Differential diagnosis between JXG and RMS

	JXG	RMS
Age	Mostly <1 year	Two peaks: 2–6 years and 10–18 years
Location	Head, neck, and trunkGenitals are exceptional	Head and neck (35%)Genitourinary (25%)
Radiological image in MRI	Hypo-T1, hyper-T2No signs of invasion	Hypo-T1, hyper-T2Invasion, metastases, and lymphadenopathies
Histology	Histiocytes and Touton giant cells Chronic inflammatory infiltrate. Possible necrosisNo mitosis nor atypia.	Monomorphic small round cells, atypia, mitosis, and necrosis Hypercellularity in submucosa
Immunohistochemistry	CD68 + , K i -M1P + , anti-factor XIIIa +, vimentin +, anti-CD4+ CD-1a-, S-100-	Desmin +, myogenin +, MyoD1+
Treatment	None	Surgery, chemotherapy, radiotherapy according to clinical guidelines
Prognosis	Self-resolving. Excision is curative	Genital cases usually have good prognosis

Abbreviations: JXG, juvenile xanthogranuloma; MRI, magnetic resonance imaging; RMS, rhabdomyosarcoma.

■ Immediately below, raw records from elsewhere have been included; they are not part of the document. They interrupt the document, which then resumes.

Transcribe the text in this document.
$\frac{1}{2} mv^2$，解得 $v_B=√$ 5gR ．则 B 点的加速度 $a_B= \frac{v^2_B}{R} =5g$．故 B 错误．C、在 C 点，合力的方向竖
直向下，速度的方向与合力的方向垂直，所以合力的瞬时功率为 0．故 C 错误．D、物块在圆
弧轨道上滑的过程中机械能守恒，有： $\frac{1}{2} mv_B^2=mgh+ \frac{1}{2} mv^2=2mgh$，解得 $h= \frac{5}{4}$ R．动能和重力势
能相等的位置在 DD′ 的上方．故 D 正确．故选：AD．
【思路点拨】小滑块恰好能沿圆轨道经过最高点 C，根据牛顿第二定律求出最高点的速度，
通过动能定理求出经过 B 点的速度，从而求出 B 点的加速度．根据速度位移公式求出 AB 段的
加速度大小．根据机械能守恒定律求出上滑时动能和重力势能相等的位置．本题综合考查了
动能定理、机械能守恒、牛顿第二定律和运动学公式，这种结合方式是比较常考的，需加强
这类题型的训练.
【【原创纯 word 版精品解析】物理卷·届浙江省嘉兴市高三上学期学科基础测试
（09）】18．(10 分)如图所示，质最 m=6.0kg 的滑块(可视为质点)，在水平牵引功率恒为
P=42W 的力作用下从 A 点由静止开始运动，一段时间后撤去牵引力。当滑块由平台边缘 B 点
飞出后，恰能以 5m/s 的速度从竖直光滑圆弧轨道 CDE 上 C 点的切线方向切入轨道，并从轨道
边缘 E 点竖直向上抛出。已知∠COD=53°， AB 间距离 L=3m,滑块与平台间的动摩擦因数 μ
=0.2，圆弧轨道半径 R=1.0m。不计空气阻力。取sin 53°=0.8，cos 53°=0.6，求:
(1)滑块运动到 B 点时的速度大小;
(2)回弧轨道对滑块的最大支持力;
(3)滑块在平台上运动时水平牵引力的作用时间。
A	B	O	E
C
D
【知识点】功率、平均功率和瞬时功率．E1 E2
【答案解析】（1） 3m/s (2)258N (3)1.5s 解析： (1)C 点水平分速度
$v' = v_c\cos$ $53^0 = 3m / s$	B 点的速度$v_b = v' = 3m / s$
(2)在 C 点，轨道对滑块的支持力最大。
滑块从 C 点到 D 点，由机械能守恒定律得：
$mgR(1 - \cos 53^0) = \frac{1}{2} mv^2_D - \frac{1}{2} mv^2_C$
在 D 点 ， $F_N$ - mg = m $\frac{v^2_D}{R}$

After appropriate histological diagnosis, extracutaneous involvement must be ruled out. 26 Patients should be referred to the ophthalmologist for an eye examination. Assessment of visceral involvement is usually not required and should be reserved for multiple, infiltrating or extensive JXG cases. In those cases, abdominal ultrasound, chest X-ray, and, occasionally, bone marrow biopsy are indicated. Our patient presented a slightly infiltrating mass, but with an atypical location and presentation, so ophthalmological review and abdominal ultrasound were performed, both without pathological findings.

JXG is a benign pathology that has a tendency toward disappearance over a period of 3 to 6 years. However, its heterogeneity in morphological aspect and evolution, as well as its low prevalence, makes its diagnosis challenging. In many occasions, surgical resection ends up being required to procure histological diagnosis, as it was in our patient's case. Surgical treatment in JXG, although not essential, implies definitive resolution of the disease.

Conclusion

Vulvar masses in childhood are infrequent and include a very wide differential diagnosis, from congenital lesions, hormonal disruptions to benign or malignant tumors.

Deep JXG is an infrequent entity. Its genital location is exceptional, with only 12 cases described in the scientific literature.

The radiological image of the RMS is similar to that of the JXG, so in cases of diagnostic doubt, a biopsy of the mass is essential, since the histological diagnosis is definitive. Although JXG is a self-resolving pathology, diagnostic doubts may force surgical excision, which is also curative.